この戒めは、万事にわたるものだろう。仏道を学ぶ人は、夕方には「朝になったらやろう」と思い、朝には「夕方になったらやろう」と思って、あとで改めて念入りに修行しようと心に決める。そこに怠け心が潜んでいるのだが、それを一瞬たりとも自分自身で気付くことは難しい。今この瞬間に思い立ったことを直ちに実行することができればよいのだが、それがなぜこれほどまでに難しいのか。
コメント
人間の心の弱さを述べた段です。具体例として、「次があると思っているときの心の隙」と「物事を先送りにしようとする怠け心」について述べています。いずれもなかなか現代には無い言葉である懈怠(けだい)という言葉で表現されています。

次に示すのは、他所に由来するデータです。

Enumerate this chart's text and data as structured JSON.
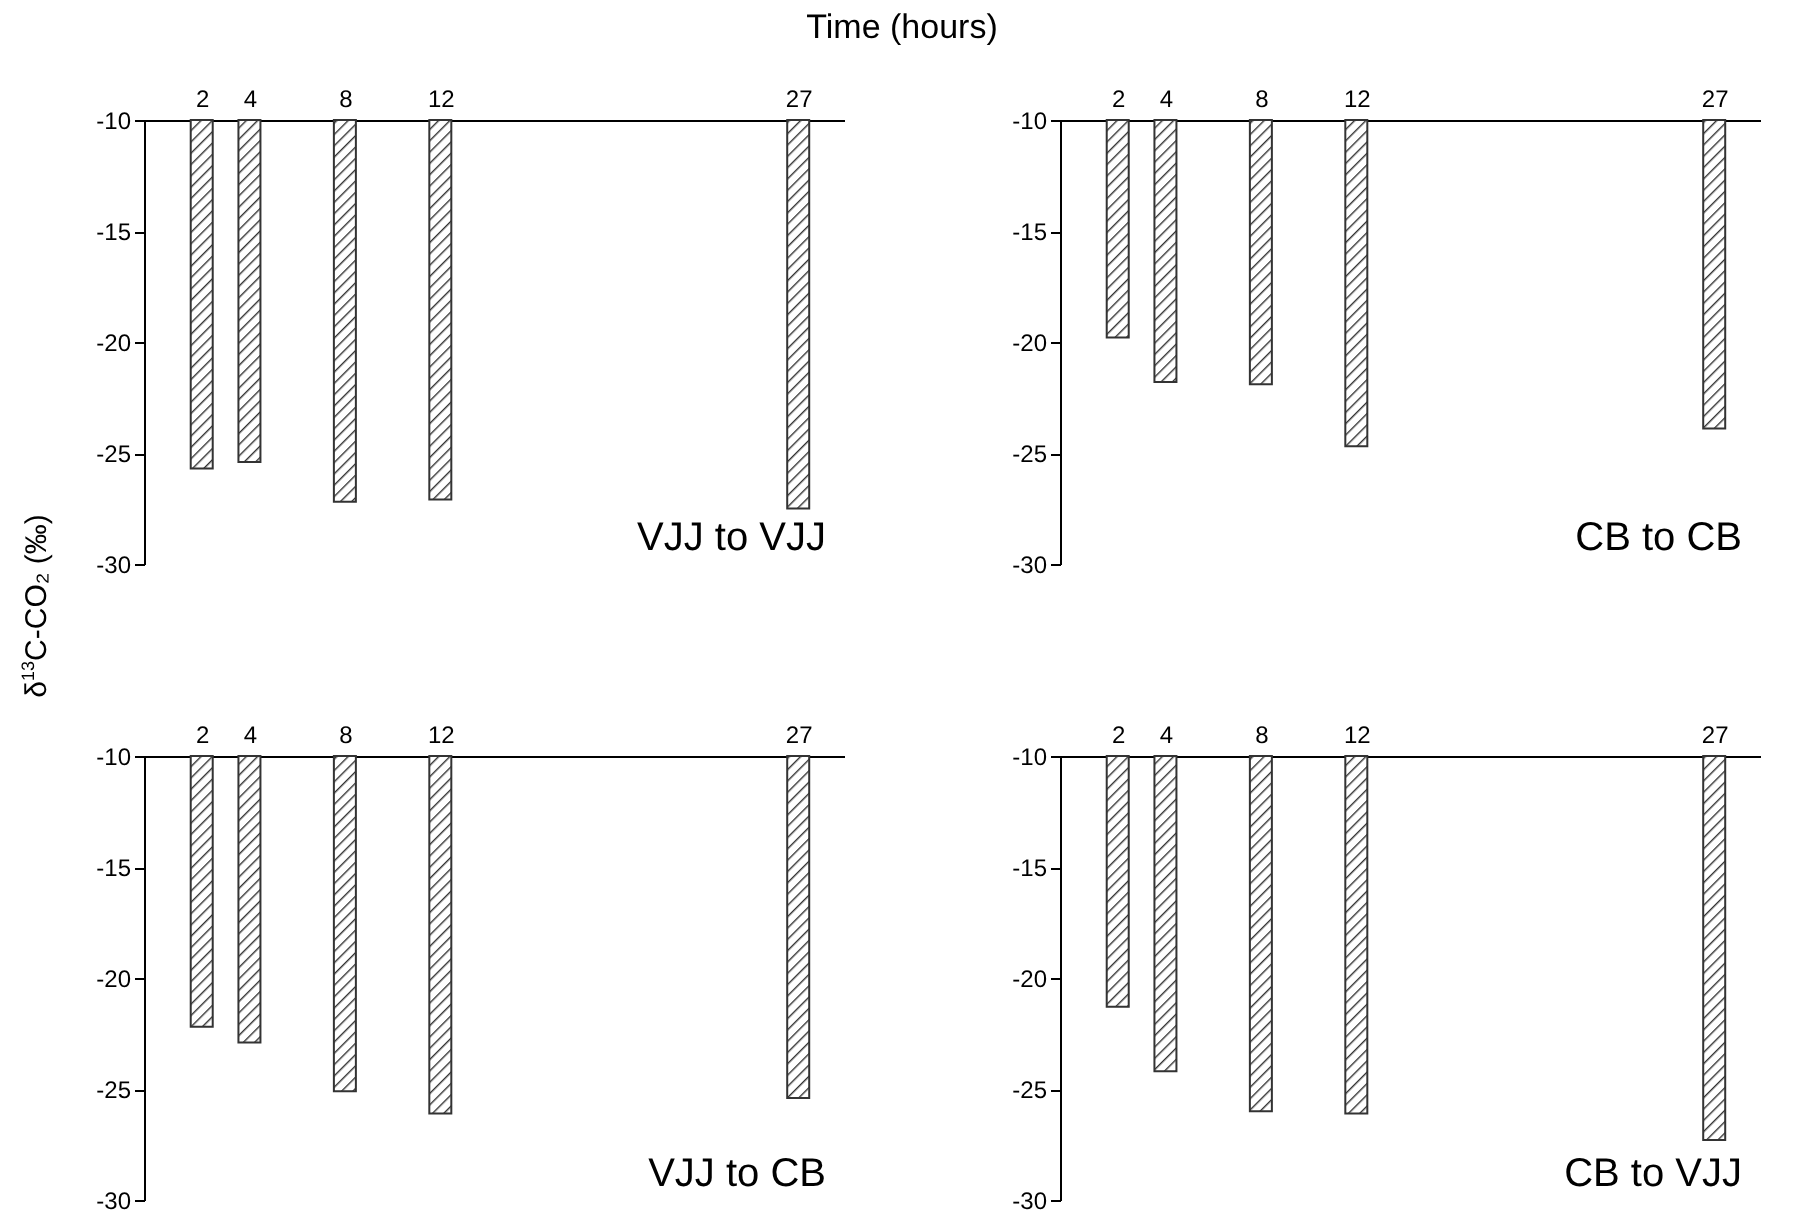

いずれも「自分では気付くことが難しい」と兼好法師は述べていて、だからこそ厄介なのだと思います。兼好法師は、しかしながら、「即実行、後回しにしない」「全てのことに集中」こういった心構えを推奨しているわけではありません。少なくともこの段を読んでいる限りは、ですが。それができればもちろん素晴らしいことなのでしょうが、人間にはそういうことができない性向があるのかもしれません。